When assessing NOAC effectiveness, one has to bear in mind potential plasma level fluctuations due to drug-to-drug interactions derived from the competitive inhibition of P-glycoprotein (P-gp) transporter or cytochrome P (CYP) induction/inhibition [2, 6, 30, 31]. Especially dronedarone, a potent P-gp and CYP3A4 inhibitor, may increase dabigatran or rivaroxaban plasma concentration to potentially harmful levels. Other drugs posing similar issues to all NOACs are HIV protease inhibitors and fungostatics. As this was a retrospective analysis of medical records, we did not perform any drug plasma level assays. Still, we are not aware of any of those treatments to be prescribed in patients included in our analysis.

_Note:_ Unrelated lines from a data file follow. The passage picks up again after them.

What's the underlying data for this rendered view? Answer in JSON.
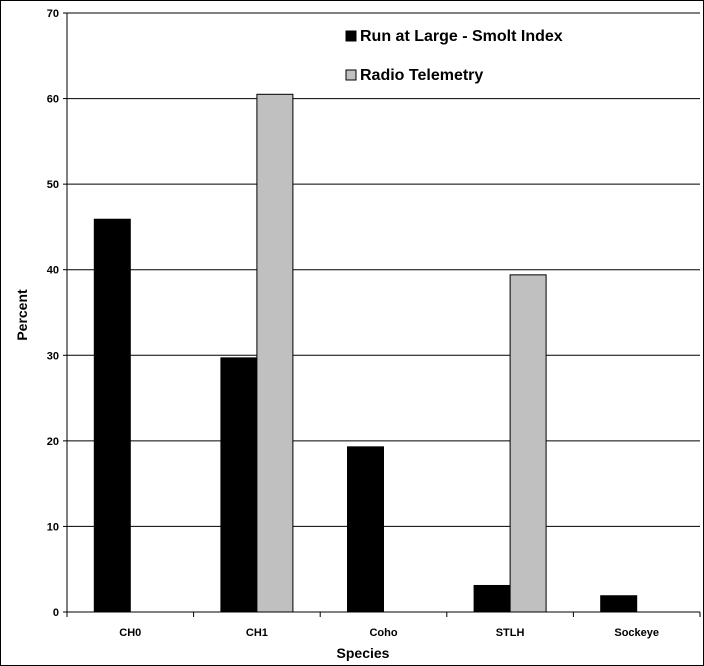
{
  "chart_data": {
    "type": "bar",
    "title": "",
    "xlabel": "Species",
    "ylabel": "Percent",
    "categories": [
      "CH0",
      "CH1",
      "Coho",
      "STLH",
      "Sockeye"
    ],
    "series": [
      {
        "name": "Run at Large - Smolt Index",
        "color": "#000000",
        "values": [
          45.9,
          29.7,
          19.3,
          3.1,
          1.9
        ]
      },
      {
        "name": "Radio Telemetry",
        "color": "#c0c0c0",
        "values": [
          null,
          60.5,
          null,
          39.4,
          null
        ]
      }
    ],
    "ylim": [
      0,
      70
    ],
    "yticks": [
      0,
      10,
      20,
      30,
      40,
      50,
      60,
      70
    ],
    "grid": true,
    "legend_position": "top-right"
  }
}
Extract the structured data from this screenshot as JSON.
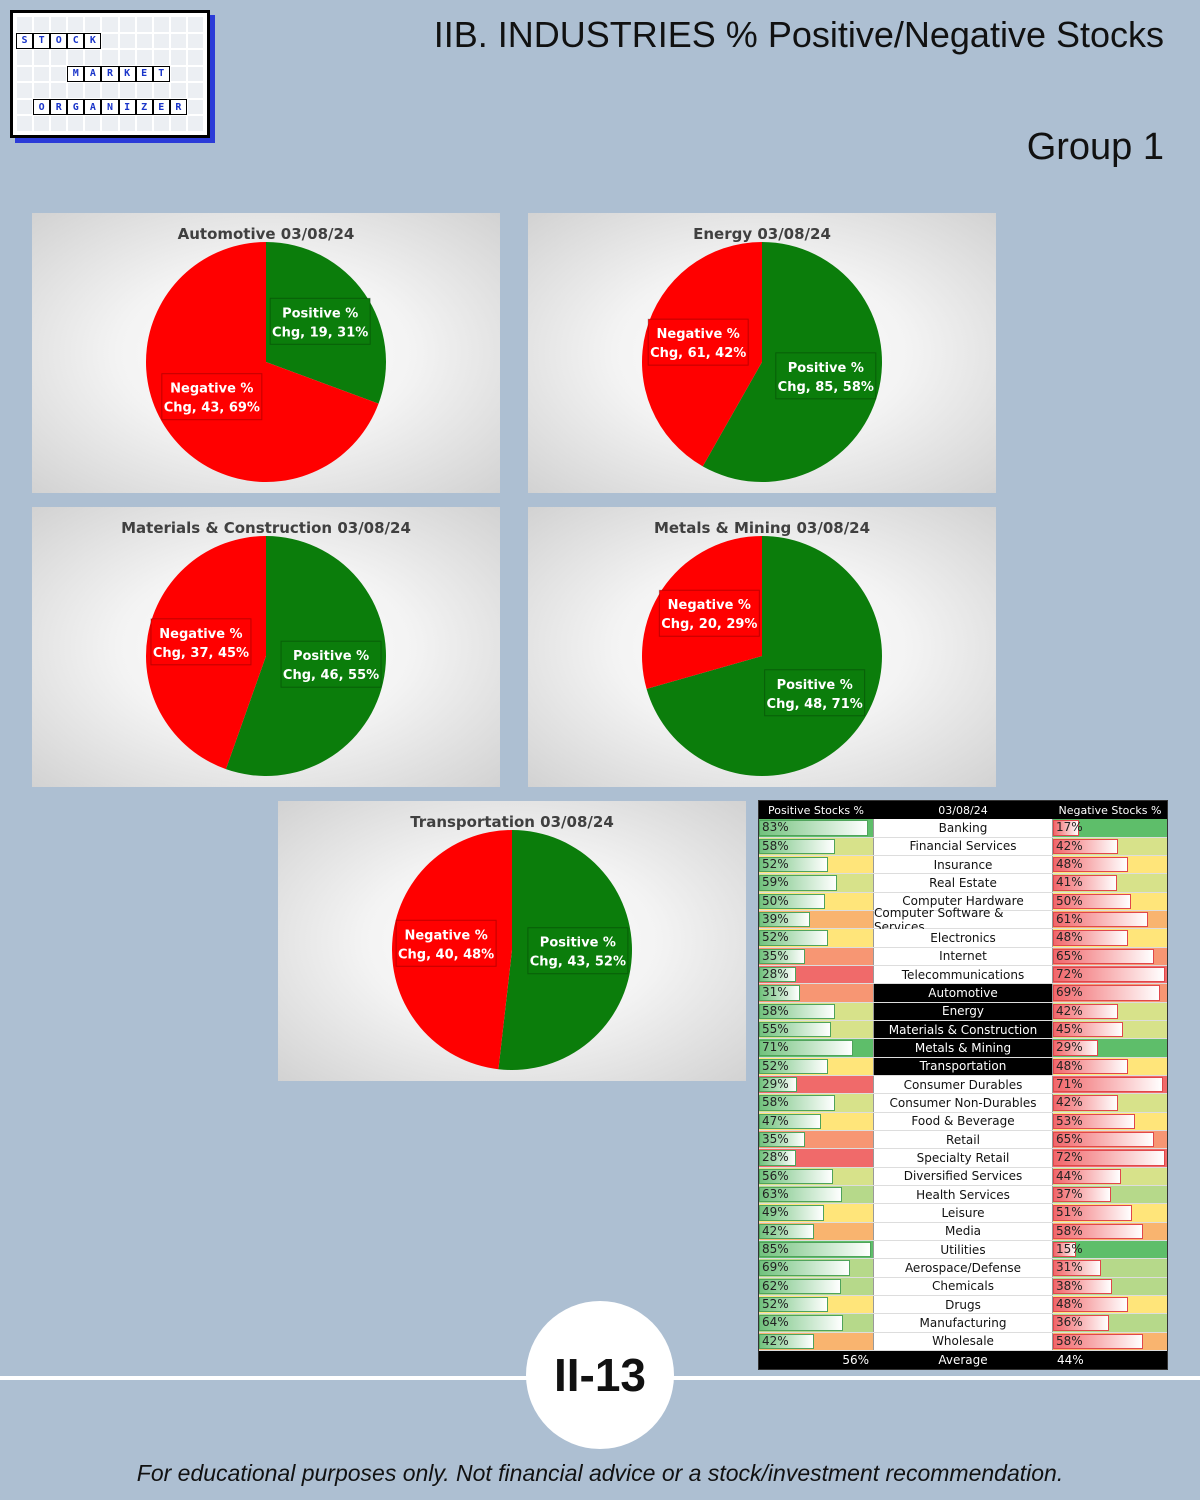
{
  "logo": {
    "rows": [
      [
        "",
        "",
        "",
        "",
        "",
        "",
        "",
        "",
        "",
        "",
        ""
      ],
      [
        "S",
        "T",
        "O",
        "C",
        "K",
        "",
        "",
        "",
        "",
        "",
        ""
      ],
      [
        "",
        "",
        "",
        "",
        "",
        "",
        "",
        "",
        "",
        "",
        ""
      ],
      [
        "",
        "",
        "",
        "M",
        "A",
        "R",
        "K",
        "E",
        "T",
        "",
        ""
      ],
      [
        "",
        "",
        "",
        "",
        "",
        "",
        "",
        "",
        "",
        "",
        ""
      ],
      [
        "",
        "O",
        "R",
        "G",
        "A",
        "N",
        "I",
        "Z",
        "E",
        "R",
        ""
      ],
      [
        "",
        "",
        "",
        "",
        "",
        "",
        "",
        "",
        "",
        "",
        ""
      ]
    ]
  },
  "title": "IIB. INDUSTRIES % Positive/Negative Stocks",
  "group": "Group 1",
  "colors": {
    "positive": "#0b7d0b",
    "negative": "#ff0000"
  },
  "chart_data": [
    {
      "type": "pie",
      "title": "Automotive 03/08/24",
      "slices": [
        {
          "name": "Positive % Chg",
          "value": 19,
          "percent": 31,
          "color": "#0b7d0b",
          "label_line1": "Positive %",
          "label_line2": "Chg, 19, 31%"
        },
        {
          "name": "Negative % Chg",
          "value": 43,
          "percent": 69,
          "color": "#ff0000",
          "label_line1": "Negative %",
          "label_line2": "Chg, 43, 69%"
        }
      ]
    },
    {
      "type": "pie",
      "title": "Energy 03/08/24",
      "slices": [
        {
          "name": "Positive % Chg",
          "value": 85,
          "percent": 58,
          "color": "#0b7d0b",
          "label_line1": "Positive %",
          "label_line2": "Chg, 85, 58%"
        },
        {
          "name": "Negative % Chg",
          "value": 61,
          "percent": 42,
          "color": "#ff0000",
          "label_line1": "Negative %",
          "label_line2": "Chg, 61, 42%"
        }
      ]
    },
    {
      "type": "pie",
      "title": "Materials & Construction 03/08/24",
      "slices": [
        {
          "name": "Positive % Chg",
          "value": 46,
          "percent": 55,
          "color": "#0b7d0b",
          "label_line1": "Positive %",
          "label_line2": "Chg, 46, 55%"
        },
        {
          "name": "Negative % Chg",
          "value": 37,
          "percent": 45,
          "color": "#ff0000",
          "label_line1": "Negative %",
          "label_line2": "Chg, 37, 45%"
        }
      ]
    },
    {
      "type": "pie",
      "title": "Metals & Mining 03/08/24",
      "slices": [
        {
          "name": "Positive % Chg",
          "value": 48,
          "percent": 71,
          "color": "#0b7d0b",
          "label_line1": "Positive %",
          "label_line2": "Chg, 48, 71%"
        },
        {
          "name": "Negative % Chg",
          "value": 20,
          "percent": 29,
          "color": "#ff0000",
          "label_line1": "Negative %",
          "label_line2": "Chg, 20, 29%"
        }
      ]
    },
    {
      "type": "pie",
      "title": "Transportation 03/08/24",
      "slices": [
        {
          "name": "Positive % Chg",
          "value": 43,
          "percent": 52,
          "color": "#0b7d0b",
          "label_line1": "Positive %",
          "label_line2": "Chg, 43, 52%"
        },
        {
          "name": "Negative % Chg",
          "value": 40,
          "percent": 48,
          "color": "#ff0000",
          "label_line1": "Negative %",
          "label_line2": "Chg, 40, 48%"
        }
      ]
    },
    {
      "type": "table",
      "headers": [
        "Positive Stocks %",
        "03/08/24",
        "Negative Stocks %"
      ],
      "rows": [
        {
          "industry": "Banking",
          "positive": 83,
          "negative": 17,
          "pos_label": "83%",
          "neg_label": "17%",
          "highlight": false
        },
        {
          "industry": "Financial Services",
          "positive": 58,
          "negative": 42,
          "pos_label": "58%",
          "neg_label": "42%",
          "highlight": false
        },
        {
          "industry": "Insurance",
          "positive": 52,
          "negative": 48,
          "pos_label": "52%",
          "neg_label": "48%",
          "highlight": false
        },
        {
          "industry": "Real Estate",
          "positive": 59,
          "negative": 41,
          "pos_label": "59%",
          "neg_label": "41%",
          "highlight": false
        },
        {
          "industry": "Computer Hardware",
          "positive": 50,
          "negative": 50,
          "pos_label": "50%",
          "neg_label": "50%",
          "highlight": false
        },
        {
          "industry": "Computer Software & Services",
          "positive": 39,
          "negative": 61,
          "pos_label": "39%",
          "neg_label": "61%",
          "highlight": false
        },
        {
          "industry": "Electronics",
          "positive": 52,
          "negative": 48,
          "pos_label": "52%",
          "neg_label": "48%",
          "highlight": false
        },
        {
          "industry": "Internet",
          "positive": 35,
          "negative": 65,
          "pos_label": "35%",
          "neg_label": "65%",
          "highlight": false
        },
        {
          "industry": "Telecommunications",
          "positive": 28,
          "negative": 72,
          "pos_label": "28%",
          "neg_label": "72%",
          "highlight": false
        },
        {
          "industry": "Automotive",
          "positive": 31,
          "negative": 69,
          "pos_label": "31%",
          "neg_label": "69%",
          "highlight": true
        },
        {
          "industry": "Energy",
          "positive": 58,
          "negative": 42,
          "pos_label": "58%",
          "neg_label": "42%",
          "highlight": true
        },
        {
          "industry": "Materials & Construction",
          "positive": 55,
          "negative": 45,
          "pos_label": "55%",
          "neg_label": "45%",
          "highlight": true
        },
        {
          "industry": "Metals & Mining",
          "positive": 71,
          "negative": 29,
          "pos_label": "71%",
          "neg_label": "29%",
          "highlight": true
        },
        {
          "industry": "Transportation",
          "positive": 52,
          "negative": 48,
          "pos_label": "52%",
          "neg_label": "48%",
          "highlight": true
        },
        {
          "industry": "Consumer Durables",
          "positive": 29,
          "negative": 71,
          "pos_label": "29%",
          "neg_label": "71%",
          "highlight": false
        },
        {
          "industry": "Consumer Non-Durables",
          "positive": 58,
          "negative": 42,
          "pos_label": "58%",
          "neg_label": "42%",
          "highlight": false
        },
        {
          "industry": "Food & Beverage",
          "positive": 47,
          "negative": 53,
          "pos_label": "47%",
          "neg_label": "53%",
          "highlight": false
        },
        {
          "industry": "Retail",
          "positive": 35,
          "negative": 65,
          "pos_label": "35%",
          "neg_label": "65%",
          "highlight": false
        },
        {
          "industry": "Specialty Retail",
          "positive": 28,
          "negative": 72,
          "pos_label": "28%",
          "neg_label": "72%",
          "highlight": false
        },
        {
          "industry": "Diversified Services",
          "positive": 56,
          "negative": 44,
          "pos_label": "56%",
          "neg_label": "44%",
          "highlight": false
        },
        {
          "industry": "Health Services",
          "positive": 63,
          "negative": 37,
          "pos_label": "63%",
          "neg_label": "37%",
          "highlight": false
        },
        {
          "industry": "Leisure",
          "positive": 49,
          "negative": 51,
          "pos_label": "49%",
          "neg_label": "51%",
          "highlight": false
        },
        {
          "industry": "Media",
          "positive": 42,
          "negative": 58,
          "pos_label": "42%",
          "neg_label": "58%",
          "highlight": false
        },
        {
          "industry": "Utilities",
          "positive": 85,
          "negative": 15,
          "pos_label": "85%",
          "neg_label": "15%",
          "highlight": false
        },
        {
          "industry": "Aerospace/Defense",
          "positive": 69,
          "negative": 31,
          "pos_label": "69%",
          "neg_label": "31%",
          "highlight": false
        },
        {
          "industry": "Chemicals",
          "positive": 62,
          "negative": 38,
          "pos_label": "62%",
          "neg_label": "38%",
          "highlight": false
        },
        {
          "industry": "Drugs",
          "positive": 52,
          "negative": 48,
          "pos_label": "52%",
          "neg_label": "48%",
          "highlight": false
        },
        {
          "industry": "Manufacturing",
          "positive": 64,
          "negative": 36,
          "pos_label": "64%",
          "neg_label": "36%",
          "highlight": false
        },
        {
          "industry": "Wholesale",
          "positive": 42,
          "negative": 58,
          "pos_label": "42%",
          "neg_label": "58%",
          "highlight": false
        }
      ],
      "average": {
        "label": "Average",
        "positive": "56%",
        "negative": "44%"
      }
    }
  ],
  "page_number": "II-13",
  "footer": "For educational purposes only. Not financial advice or a stock/investment recommendation."
}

As far as safety of therapy is concerned, in our study, no serious bleeding requiring blood transfusion was reported even in patients who had been prescribed off-label treatment comprising two antithrombotic agents. However, there was one event of ischemic stroke on acenocoumarol with ASA in a patient with resistant thrombus. As most of the treatments adopted in our study were more or less according to standard OAC treatment or OAC + antiplatelet drug strategies for which data on safety are widely available [2, 6, 32].

Limitations

This is a retrospective cohort study with all inherent limitations of this methodology: more of less pronounced selection bias, lack of potentially interesting data, etc. Many variables: type of OAC, duration of follow-up, choice of treatment strategy, were representation of routine clinical practice and did not always follow clinical guidelines to the core. We reported a wide variety of OAC treatments, and apparent overrepresentation of different drugs at baseline might have been observed rather due to their market share than apparent lower clinical effectiveness. In order to lower the heterogeneity of the studied population, we excluded patients with mechanical valves and those with moderate-to-severe mitral stenosis—well-recognized contraindications to NOAC. Although our study comprises the largest group of patients with OAC-resistant thrombi hitherto published, still the group might have been too small to demonstrate significant relevance in some comparisons. To exclude any recall bias, all data in the study were extracted from hospital electronical medical records, but in a few patients, we lacked information about LVEF or BMI. We found no information on any previously diagnosed thrombophilia in medical records but such conditions cannot be entirely ruled out in enrolled patients as no formal diagnostic assessment was conducted during hospitalizations.

Conclusion

The overall effectiveness of left atrial appendage thrombus resolution was 51.9%. Any change of treatment seemed to be superior to no change in previous oral anticoagulant treatment, but no anticoagulant strategy was shown to be more effective than other. Previous failure of thrombus resolution and wider left atrial area were adversely related to oral anticoagulant therapy effectiveness.